Se quest'anime vi appassionerà, non credo sia necessario dispiacersene o pensare di essere superficiali, se lo odierete, andrà bene lo stesso.
Kurama(EL)
Per l'anime To aru majutsu no Index II
Serie TV di genere Azione/Fantasy/Harem
Episodi Visti: 12 su 24 --- Voto: 8 Ho seguito la prima serie, lo spin-off ed ora sto seguendo la seconda serie. Non perdo tempo a raccontare la storia perché ormai è arcinota. Concordo con chi sostiene che la realizzazione tecnica sia buona con colori sempre belli e disegni di buon livello. La trama ha i suoi limiti, tuttavia anche se non si può gridare al capolavoro, la serie è piacevole da guardare ed è divertente. Che poi Toma sia costantemente circondato da belle ragazze non mi dispiace mica: personalmente adoro lo "humor ecchi", ma questa è questione di gusti. Devo ammettere però di trovare strano che nonostante l'anime porti il suo nome, Index sia in realtà un personaggio piuttosto marginale.
Shaggy
Per l'anime To aru majutsu no Index II
Serie TV di genere Azione/Fantasy/Harem
Episodi Visti: 9 su 24 --- Voto: 9 Il tutto nasce dalle light novel di Kazuma Kamachi, attualmente ancora in corso. J.C. staff mantiene il suo livello di grafica, ben studiata sulla luce e sulle tonalità di colore, per una trama fantasy, sebbene la presenza di tante femmine attorno al protagonista, beccate poi in situazioni imbarazzanti o incomprensioni che hanno lo stesso risultato, aggiungano al tutto quel pizzico harem che non guasta mai.

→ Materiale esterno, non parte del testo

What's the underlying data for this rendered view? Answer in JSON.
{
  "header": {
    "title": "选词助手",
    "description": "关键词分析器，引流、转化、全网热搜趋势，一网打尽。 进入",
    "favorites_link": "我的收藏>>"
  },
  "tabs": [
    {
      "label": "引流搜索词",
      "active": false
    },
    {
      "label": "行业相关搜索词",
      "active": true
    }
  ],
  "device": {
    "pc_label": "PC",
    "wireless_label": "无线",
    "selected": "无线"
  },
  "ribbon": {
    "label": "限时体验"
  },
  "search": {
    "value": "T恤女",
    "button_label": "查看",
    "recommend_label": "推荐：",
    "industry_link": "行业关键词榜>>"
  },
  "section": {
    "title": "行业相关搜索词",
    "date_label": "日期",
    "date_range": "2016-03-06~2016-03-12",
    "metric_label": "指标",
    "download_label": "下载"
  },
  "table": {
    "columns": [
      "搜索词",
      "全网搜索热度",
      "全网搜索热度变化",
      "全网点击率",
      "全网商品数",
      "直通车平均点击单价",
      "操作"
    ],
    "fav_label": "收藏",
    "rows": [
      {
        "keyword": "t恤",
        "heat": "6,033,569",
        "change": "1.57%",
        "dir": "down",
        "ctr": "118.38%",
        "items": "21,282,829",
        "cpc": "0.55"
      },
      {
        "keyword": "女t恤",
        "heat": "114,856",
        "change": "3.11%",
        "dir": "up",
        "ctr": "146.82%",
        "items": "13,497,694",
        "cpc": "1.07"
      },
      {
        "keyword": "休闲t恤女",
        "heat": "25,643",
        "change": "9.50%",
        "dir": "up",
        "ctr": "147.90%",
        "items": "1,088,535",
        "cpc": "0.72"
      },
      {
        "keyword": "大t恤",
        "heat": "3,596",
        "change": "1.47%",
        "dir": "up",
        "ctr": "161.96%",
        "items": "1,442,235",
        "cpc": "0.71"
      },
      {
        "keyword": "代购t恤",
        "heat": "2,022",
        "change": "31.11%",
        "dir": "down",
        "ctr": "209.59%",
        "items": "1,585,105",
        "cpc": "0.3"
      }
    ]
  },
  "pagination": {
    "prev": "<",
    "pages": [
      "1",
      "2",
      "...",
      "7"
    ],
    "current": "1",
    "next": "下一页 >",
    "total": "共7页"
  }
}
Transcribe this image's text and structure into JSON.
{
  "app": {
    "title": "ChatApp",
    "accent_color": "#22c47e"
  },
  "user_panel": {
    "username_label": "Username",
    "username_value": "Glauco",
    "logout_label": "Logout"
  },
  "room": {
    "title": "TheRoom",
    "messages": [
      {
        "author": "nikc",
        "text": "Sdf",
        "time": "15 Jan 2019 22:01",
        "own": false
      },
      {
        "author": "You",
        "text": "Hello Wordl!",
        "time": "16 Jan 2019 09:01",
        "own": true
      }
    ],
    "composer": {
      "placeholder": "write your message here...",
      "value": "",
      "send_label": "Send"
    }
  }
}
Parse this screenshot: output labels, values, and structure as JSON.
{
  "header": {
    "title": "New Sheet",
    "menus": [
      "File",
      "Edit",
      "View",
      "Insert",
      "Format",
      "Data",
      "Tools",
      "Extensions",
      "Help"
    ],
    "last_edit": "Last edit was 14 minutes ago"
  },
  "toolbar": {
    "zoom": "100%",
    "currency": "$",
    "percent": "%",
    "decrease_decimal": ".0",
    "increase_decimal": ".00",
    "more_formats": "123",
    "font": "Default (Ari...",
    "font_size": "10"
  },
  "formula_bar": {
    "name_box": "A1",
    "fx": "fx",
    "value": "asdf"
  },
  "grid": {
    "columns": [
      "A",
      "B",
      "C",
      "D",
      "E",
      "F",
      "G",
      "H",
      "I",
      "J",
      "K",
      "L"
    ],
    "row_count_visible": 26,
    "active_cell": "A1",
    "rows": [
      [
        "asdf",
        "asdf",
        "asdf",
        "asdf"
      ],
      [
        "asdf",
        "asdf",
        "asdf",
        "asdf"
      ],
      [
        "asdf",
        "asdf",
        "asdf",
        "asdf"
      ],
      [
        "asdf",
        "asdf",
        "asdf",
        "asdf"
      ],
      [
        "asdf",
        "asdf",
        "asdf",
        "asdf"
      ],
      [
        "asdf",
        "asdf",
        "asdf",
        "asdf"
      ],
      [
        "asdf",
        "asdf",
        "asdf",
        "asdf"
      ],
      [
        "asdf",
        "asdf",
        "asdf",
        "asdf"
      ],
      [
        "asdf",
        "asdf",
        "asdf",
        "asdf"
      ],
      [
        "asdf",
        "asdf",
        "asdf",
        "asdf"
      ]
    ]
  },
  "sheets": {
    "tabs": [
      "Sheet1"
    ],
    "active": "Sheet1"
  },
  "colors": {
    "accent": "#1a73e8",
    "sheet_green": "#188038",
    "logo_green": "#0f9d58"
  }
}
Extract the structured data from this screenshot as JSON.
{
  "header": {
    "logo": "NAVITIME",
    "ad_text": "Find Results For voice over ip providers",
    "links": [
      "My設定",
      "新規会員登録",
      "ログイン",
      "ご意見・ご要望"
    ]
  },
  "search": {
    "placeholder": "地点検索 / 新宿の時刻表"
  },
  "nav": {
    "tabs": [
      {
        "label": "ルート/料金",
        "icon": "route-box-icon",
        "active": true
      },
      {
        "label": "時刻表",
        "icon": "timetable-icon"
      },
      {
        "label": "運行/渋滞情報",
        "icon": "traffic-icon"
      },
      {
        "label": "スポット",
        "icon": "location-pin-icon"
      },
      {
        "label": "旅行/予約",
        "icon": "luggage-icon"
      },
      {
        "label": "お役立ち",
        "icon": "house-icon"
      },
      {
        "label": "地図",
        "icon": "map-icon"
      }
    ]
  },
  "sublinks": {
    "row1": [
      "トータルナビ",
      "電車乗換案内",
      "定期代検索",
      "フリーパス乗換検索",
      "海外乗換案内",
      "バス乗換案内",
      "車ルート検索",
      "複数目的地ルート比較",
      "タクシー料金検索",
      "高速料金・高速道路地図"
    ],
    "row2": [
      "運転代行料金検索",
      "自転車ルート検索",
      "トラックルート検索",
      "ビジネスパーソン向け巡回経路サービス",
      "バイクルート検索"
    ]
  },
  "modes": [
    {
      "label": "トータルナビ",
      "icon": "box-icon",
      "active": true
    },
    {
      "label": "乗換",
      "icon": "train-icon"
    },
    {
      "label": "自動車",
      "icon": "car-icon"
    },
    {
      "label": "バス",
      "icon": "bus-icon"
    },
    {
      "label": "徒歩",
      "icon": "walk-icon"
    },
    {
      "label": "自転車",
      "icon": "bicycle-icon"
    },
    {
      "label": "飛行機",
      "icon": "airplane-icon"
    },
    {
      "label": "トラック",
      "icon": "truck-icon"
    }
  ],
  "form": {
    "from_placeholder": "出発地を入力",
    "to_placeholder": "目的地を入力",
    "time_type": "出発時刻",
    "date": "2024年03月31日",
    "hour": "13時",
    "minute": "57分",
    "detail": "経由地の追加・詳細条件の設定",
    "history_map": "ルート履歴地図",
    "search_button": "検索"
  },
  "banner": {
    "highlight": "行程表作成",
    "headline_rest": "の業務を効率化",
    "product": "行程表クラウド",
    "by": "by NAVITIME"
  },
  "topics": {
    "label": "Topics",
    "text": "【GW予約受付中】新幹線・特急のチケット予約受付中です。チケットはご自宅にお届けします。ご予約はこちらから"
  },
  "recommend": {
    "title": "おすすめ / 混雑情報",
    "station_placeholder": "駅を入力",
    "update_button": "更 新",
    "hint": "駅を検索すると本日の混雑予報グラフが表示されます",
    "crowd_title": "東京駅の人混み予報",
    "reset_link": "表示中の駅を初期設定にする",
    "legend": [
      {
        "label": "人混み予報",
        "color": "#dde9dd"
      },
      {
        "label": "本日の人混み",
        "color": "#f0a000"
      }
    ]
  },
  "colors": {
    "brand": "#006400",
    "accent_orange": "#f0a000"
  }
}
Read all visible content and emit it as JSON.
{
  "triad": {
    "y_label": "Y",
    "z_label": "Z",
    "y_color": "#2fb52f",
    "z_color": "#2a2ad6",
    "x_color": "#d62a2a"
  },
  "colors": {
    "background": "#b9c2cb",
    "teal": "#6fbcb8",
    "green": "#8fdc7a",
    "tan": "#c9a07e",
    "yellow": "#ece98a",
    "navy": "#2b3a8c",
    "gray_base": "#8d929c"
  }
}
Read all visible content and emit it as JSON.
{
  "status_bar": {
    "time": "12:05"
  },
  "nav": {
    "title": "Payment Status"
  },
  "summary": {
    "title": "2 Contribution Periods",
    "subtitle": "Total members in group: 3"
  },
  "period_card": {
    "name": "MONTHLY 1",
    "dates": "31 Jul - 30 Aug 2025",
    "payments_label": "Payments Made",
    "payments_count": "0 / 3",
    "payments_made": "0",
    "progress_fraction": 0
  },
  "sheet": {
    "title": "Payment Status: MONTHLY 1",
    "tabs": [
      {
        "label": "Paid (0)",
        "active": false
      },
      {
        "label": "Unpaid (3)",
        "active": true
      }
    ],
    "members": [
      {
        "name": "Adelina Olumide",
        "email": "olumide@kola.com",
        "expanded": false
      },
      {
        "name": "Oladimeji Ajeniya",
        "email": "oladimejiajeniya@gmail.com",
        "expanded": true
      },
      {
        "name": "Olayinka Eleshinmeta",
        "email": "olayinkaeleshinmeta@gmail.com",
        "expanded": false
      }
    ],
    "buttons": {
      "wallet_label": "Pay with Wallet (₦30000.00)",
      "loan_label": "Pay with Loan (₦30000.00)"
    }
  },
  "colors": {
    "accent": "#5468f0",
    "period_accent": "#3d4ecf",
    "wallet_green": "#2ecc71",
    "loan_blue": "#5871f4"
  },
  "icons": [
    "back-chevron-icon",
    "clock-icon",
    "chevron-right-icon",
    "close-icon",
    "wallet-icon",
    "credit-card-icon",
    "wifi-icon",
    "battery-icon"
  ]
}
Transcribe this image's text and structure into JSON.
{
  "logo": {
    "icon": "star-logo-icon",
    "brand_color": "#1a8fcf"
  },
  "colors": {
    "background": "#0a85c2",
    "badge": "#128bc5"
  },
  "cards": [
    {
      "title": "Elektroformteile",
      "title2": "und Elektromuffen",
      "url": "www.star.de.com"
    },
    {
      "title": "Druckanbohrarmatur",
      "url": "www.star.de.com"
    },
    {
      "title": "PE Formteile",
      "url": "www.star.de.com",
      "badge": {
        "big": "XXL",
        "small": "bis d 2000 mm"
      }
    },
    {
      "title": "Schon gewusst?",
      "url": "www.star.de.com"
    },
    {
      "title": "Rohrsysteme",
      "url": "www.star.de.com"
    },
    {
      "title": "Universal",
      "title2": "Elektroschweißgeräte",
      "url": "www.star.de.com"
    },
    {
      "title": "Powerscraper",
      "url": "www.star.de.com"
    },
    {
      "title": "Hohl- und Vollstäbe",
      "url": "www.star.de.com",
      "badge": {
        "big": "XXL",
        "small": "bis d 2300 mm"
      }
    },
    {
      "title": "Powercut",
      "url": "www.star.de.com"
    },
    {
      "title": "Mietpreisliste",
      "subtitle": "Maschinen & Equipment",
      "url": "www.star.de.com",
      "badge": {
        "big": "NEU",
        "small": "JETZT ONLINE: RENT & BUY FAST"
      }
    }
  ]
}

Le avventure del primo capitolo (To Aru Majutsu no Index) e i richiami ai capitoli extra (To Aru Majutsu no Kagaku no Railgun) continuano, mettendo Toma in prima linea, usando al meglio il potere della sua mano destra che annulla gli attacchi di esper e maghi. Il suo fine è nuovamente proteggere Index, una capricciosa e iperattiva bambina dotata della particolare capacità di immagazzinare permanentemente nella memoria qualsiasi informazione senza dimenticare alcun dettaglio, e di evitare una guerra.